走到文昌楼附近时,看到那个席子上的人,便停下脚步,然后朝周成点点头。
周成会意地走过去,来到那人身前,俯下身子递过去五两银子,礼貌地说道:“段公子,这些银子是我家公子命小人送来,请公子喝酒。”
那怪人下巴抬了抬,一言不发地接过银子,浑浊的眼神扫了一眼远处站着的萧谷,然后左手一甩,银子准确无误地扔到了文昌楼门前站着的小厮脚下。
“上酒。”
他从嗓子里含糊不清地吐出两个字,然后继续靠在墙上闭目晒着太阳。
“等着!”
那小厮语气很硬地回了一句,却没有蔑视的意味,仿佛对这一幕已经见怪不怪,他朝身边的同伴交待了几句,便折身进了文昌楼去拿酒。
萧谷没有停留,也没有上前和那怪人说话,待周成办好之后,便继续朝前行路。
“爷,为什么您每次路过这里,都会请那个段公子喝酒?”
问话的不是喜欢打听事的李忠,而是很少说话的周成。
“我觉得他是个很有趣的人。”萧谷淡然道。
“有趣?小的觉得可怜才是。”李忠低声嘟囔了一句。
“你说的不错,他是很可怜,不过正因为可怜,他如今的状况才显得有趣。”萧谷这次没有嘲讽李忠,而是感慨着说道。

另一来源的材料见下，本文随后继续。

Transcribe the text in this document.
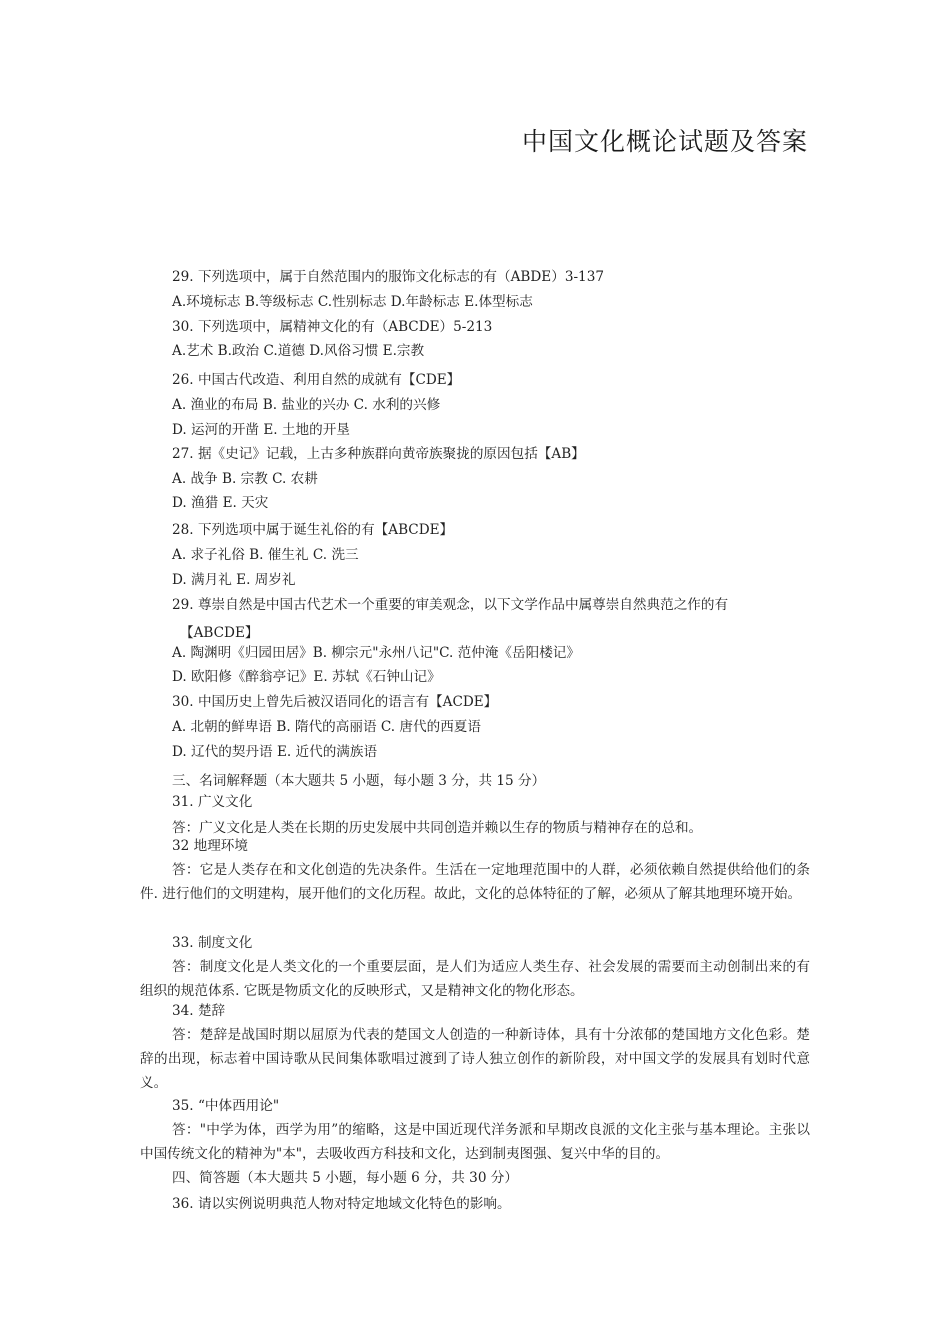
中国文化概论试题及答案
29. 下列选项中，属于自然范围内的服饰文化标志的有（ABDE）3-137
A.环境标志 B.等级标志 C.性别标志 D.年龄标志 E.体型标志
30. 下列选项中，属精神文化的有（ABCDE）5-213
A.艺术 B.政治 C.道德 D.风俗习惯 E.宗教
26. 中国古代改造、利用自然的成就有【CDE】
A. 渔业的布局 B. 盐业的兴办 C. 水利的兴修
D. 运河的开凿 E. 土地的开垦
27. 据《史记》记载，上古多种族群向黄帝族聚拢的原因包括【AB】
A. 战争 B. 宗教 C. 农耕
D. 渔猎 E. 天灾
28. 下列选项中属于诞生礼俗的有【ABCDE】
A. 求子礼俗 B. 催生礼 C. 洗三
D. 满月礼 E. 周岁礼
29. 尊崇自然是中国古代艺术一个重要的审美观念，以下文学作品中属尊崇自然典范之作的有
【ABCDE】
A. 陶渊明《归园田居》B. 柳宗元"永州八记"C. 范仲淹《岳阳楼记》
D. 欧阳修《醉翁亭记》E. 苏轼《石钟山记》
30. 中国历史上曾先后被汉语同化的语言有【ACDE】
A. 北朝的鲜卑语 B. 隋代的高丽语 C. 唐代的西夏语
D. 辽代的契丹语 E. 近代的满族语
三、名词解释题（本大题共 5 小题，每小题 3 分，共 15 分）
31. 广义文化
答：广义文化是人类在长期的历史发展中共同创造并赖以生存的物质与精神存在的总和。
32 地理环境
答：它是人类存在和文化创造的先决条件。生活在一定地理范围中的人群，必须依赖自然提供给他们的条件. 进行他们的文明建构，展开他们的文化历程。故此，文化的总体特征的了解，必须从了解其地理环境开始。
33. 制度文化
答：制度文化是人类文化的一个重要层面，是人们为适应人类生存、社会发展的需要而主动创制出来的有组织的规范体系. 它既是物质文化的反映形式，又是精神文化的物化形态。
34. 楚辞
答：楚辞是战国时期以屈原为代表的楚国文人创造的一种新诗体，具有十分浓郁的楚国地方文化色彩。楚辞的出现，标志着中国诗歌从民间集体歌唱过渡到了诗人独立创作的新阶段，对中国文学的发展具有划时代意义。
35. “中体西用论"
答："中学为体，西学为用”的缩略，这是中国近现代洋务派和早期改良派的文化主张与基本理论。主张以中国传统文化的精神为"本"，去吸收西方科技和文化，达到制夷图强、复兴中华的目的。
四、简答题（本大题共 5 小题，每小题 6 分，共 30 分）
36. 请以实例说明典范人物对特定地域文化特色的影响。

这句话让后面两人都有点犯迷糊,因为可怜才有趣?世子爷这是什么说法?
萧谷却没有给两人解释,任由他们猜谜语去。
他以前很少和外人结交,不代表他只知道修文习武,很多长安城里的轶闻他都听说过,一半来自王府内的资料,另一半则来源于那个老不羞的师父。
段公子本名段尘墨,极具书香气息的名字,他家祖上也是官宦之家,倒退回十几年前,也是长安城里的高门大族,他的父亲曾官居吏部左侍郎,是非常有希望进入三省的重臣,只不过牵连到一桩大案,落得个家道败落的下场。按说这种事并不罕见,哪一朝哪一代能少得了?官场上本就是如履薄冰,稍有不慎便是家破人亡。所以这样的事情并不离奇,也谈不上有趣。萧谷之所以那般说,完全是因为段尘墨本人,细细考究起来,做人能倒霉到他这种程度,又不肯一死了之的,萧谷还真的从未见过。
一路无话,回到王府后,萧谷从李忠手里拿过锦盒,便进了自己的院子,吩咐管家萧炎五准备好自己需要的东西,又命他不准任何人前来打扰。
拿到了地火木,他准备按照师父留下的方子,先配制一副药出来,帮晋王解去困扰他十年之久的奇毒。